Ne viene fuori, al contempo, un ritratto del cardinale Silvestrini null’affatto oleografico né inquadrabile in facili schemi. «Mai vicino al dissenso cattolico, senza essere peraltro né conservatore né moralista» (pag. 37), interlocutore attento «di intellettuali dubbiosi, politici delusi, artisti alla ricerca della fede, al punto che Francesco Cossiga l’aveva scherzosamente soprannominato “il cappellano dell’estrema”» (pag. 213) ma senza atteggiamenti equivocabili – proverbiale il suo «Ricordate che io non sono di sinistra, non lo sono mai stato» (ibid.) –, vicino mentalmente al pensiero di Paolo VI, di cui avrebbe sempre incarnato la cultura della mediazione, eppure ammiratore di un Pio XII quale pioniere della riforma liturgica e promotore di un’Europa della nazioni, don Achille resta una figura, osserva giustamente Emma Fattorini, «difficile da etichettare» (pag. 37).

Lo si rileva a ogni piè sospinto ma, soprattutto, nel capitolo decimo, laddove è maggiormente lumeggiato il profondo rispetto di Silvestrini per la laicità «quale criterio fondamentale dei cattolici impegnati in politica: di esso avrebbe dato costante riprova nei decenni in cui fu lui a tenere i rapporti con i maggiori esponenti della Democrazia cristianaC Lo si vide di fronte ai grandi scandali, come quelli finanziari, in cui il Vaticano si trovò coinvolto. Non a caso ricordava con particolare emozione la visita fattagli l’1 luglio 1982 dall’allora ministro del Tesoro Beniamino Andreatta, che l’indomani sarebbe intervenuto alla Camera sulla vicenda Calvi e sul coinvolgimento dello Ior a guida Marcinkus nel crack del Banco ambrosiano: la caparbia volontà dell’uomo di governo cattolico a denunciare tali condotte criminose richiamava alla sua memoria l’alto senso di laicità del fondatore della Democrazia cristiana Alcide De Gasperi, spinto dalla sua coscienza a “disubbidire”, non senza sofferenza, allo stesso Pio XII» (pp. 9-10). Per lui, d’altra parte, erano stati momenti difficili quelli in cui aveva dovuto subire, insieme con Agostino Casaroli, «le ingiuste accuse d’essere amici dei nemici della Chiesa, i comunisti. Anche allora non venne meno la sua convinzione che la prima fedeltà da osservare fosse quella al messaggio evangelico e che in essa venisse soprattutto testimoniata la verità, rendendo così il massimo servizio al pontefice stesso» (p. 10).

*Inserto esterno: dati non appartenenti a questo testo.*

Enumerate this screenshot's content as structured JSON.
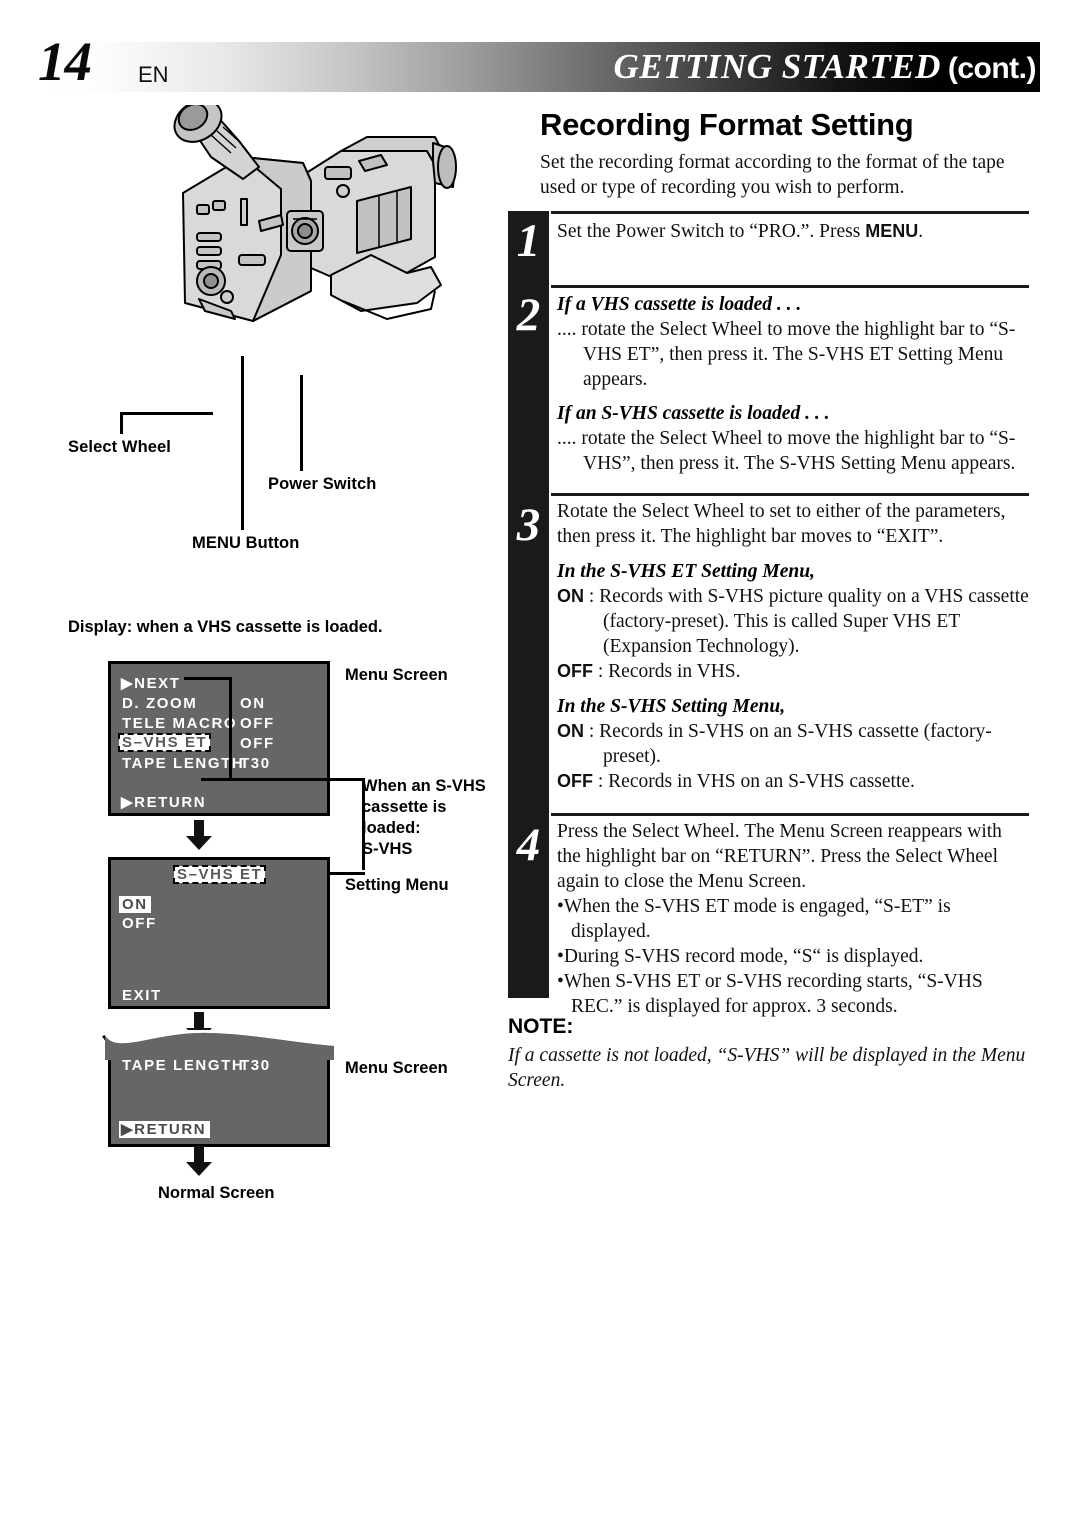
{
  "header": {
    "page_number": "14",
    "language_code": "EN",
    "title_main": "GETTING STARTED",
    "title_cont": "(cont.)"
  },
  "illustration": {
    "callouts": {
      "select_wheel": "Select Wheel",
      "power_switch": "Power Switch",
      "menu_button": "MENU Button"
    }
  },
  "display_section": {
    "caption": "Display: when a VHS cassette is loaded.",
    "labels": {
      "menu_screen_1": "Menu Screen",
      "setting_menu": "Setting Menu",
      "menu_screen_2": "Menu Screen",
      "normal_screen": "Normal Screen",
      "svhs_note_line1": "When an S-VHS",
      "svhs_note_line2": "cassette is loaded:",
      "svhs_note_line3": "S-VHS"
    },
    "screen1": {
      "rows": [
        {
          "label": "▶NEXT",
          "value": ""
        },
        {
          "label": "D. ZOOM",
          "value": "ON"
        },
        {
          "label": "TELE MACRO",
          "value": "OFF"
        },
        {
          "label": "S–VHS ET",
          "value": "OFF",
          "highlight": "dashed"
        },
        {
          "label": "TAPE LENGTH",
          "value": "T30"
        }
      ],
      "footer": "▶RETURN"
    },
    "screen2": {
      "title": "S–VHS ET",
      "options": [
        "ON",
        "OFF"
      ],
      "selected": "ON",
      "footer": "EXIT"
    },
    "screen3": {
      "row_label": "TAPE LENGTH",
      "row_value": "T30",
      "footer": "▶RETURN"
    }
  },
  "main": {
    "section_title": "Recording Format Setting",
    "intro": "Set the recording format according to the format of the tape used or type of recording you wish to perform.",
    "steps": [
      {
        "number": "1",
        "text_pre": "Set the Power Switch to “PRO.”. Press ",
        "bold": "MENU",
        "text_post": "."
      },
      {
        "number": "2",
        "sub1_heading": "If a VHS cassette is loaded . . .",
        "sub1_body": ".... rotate the Select Wheel to move the highlight bar to “S-VHS ET”, then press it. The S-VHS ET Setting Menu appears.",
        "sub2_heading": "If an S-VHS cassette is loaded . . .",
        "sub2_body": ".... rotate the Select Wheel to move the highlight bar to “S-VHS”, then press it. The S-VHS Setting Menu appears."
      },
      {
        "number": "3",
        "body": "Rotate the Select Wheel to set to either of the parameters, then press it. The highlight bar moves to “EXIT”.",
        "et_heading": "In the S-VHS ET Setting Menu,",
        "et_on_label": "ON",
        "et_on_text": ": Records with S-VHS picture quality on a VHS cassette (factory-preset). This is called Super VHS ET (Expansion Technology).",
        "et_off_label": "OFF",
        "et_off_text": ": Records in VHS.",
        "sv_heading": "In the S-VHS Setting Menu,",
        "sv_on_label": "ON",
        "sv_on_text": ":  Records in S-VHS on an S-VHS cassette (factory-preset).",
        "sv_off_label": "OFF",
        "sv_off_text": ": Records in VHS on an S-VHS cassette."
      },
      {
        "number": "4",
        "body": "Press the Select Wheel. The Menu Screen reappears with the highlight bar on “RETURN”. Press the Select Wheel again to close the Menu Screen.",
        "bullets": [
          "When the S-VHS ET mode is engaged, “S-ET” is displayed.",
          "During S-VHS record mode, “S“ is displayed.",
          "When S-VHS ET or S-VHS recording starts, “S-VHS REC.” is displayed for approx. 3 seconds."
        ]
      }
    ],
    "note_heading": "NOTE:",
    "note_body": "If a cassette is not loaded, “S-VHS” will be displayed in the Menu Screen."
  },
  "colors": {
    "osd_background": "#666666",
    "rail_black": "#1a1a1a",
    "body_ink": "#111111"
  }
}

Ne emerge, dunque, come quella di Achille Silvestrini sia stata davvero una «diplomazia della speranza» secondo la definizione datane, in occasione della morte, dal fidato collaboratore, don Giuseppe Bonfrate. Il brillante sacerdote e teologo, di cui il porporato soleva dire ammirato: «Lui ha l’intuizione della luce» (p. 227), ne aveva allora spiegato il significato «nel senso del realismo cristiano di questa virtù, per piccoli passi e cose oneste e possibili». È quanto fatto da don Achille nel lungo arco della sua vita. È quanto raccontato in questo libro di Emma Fattorini, di cui, certamente, sentiremo a lungo parlare.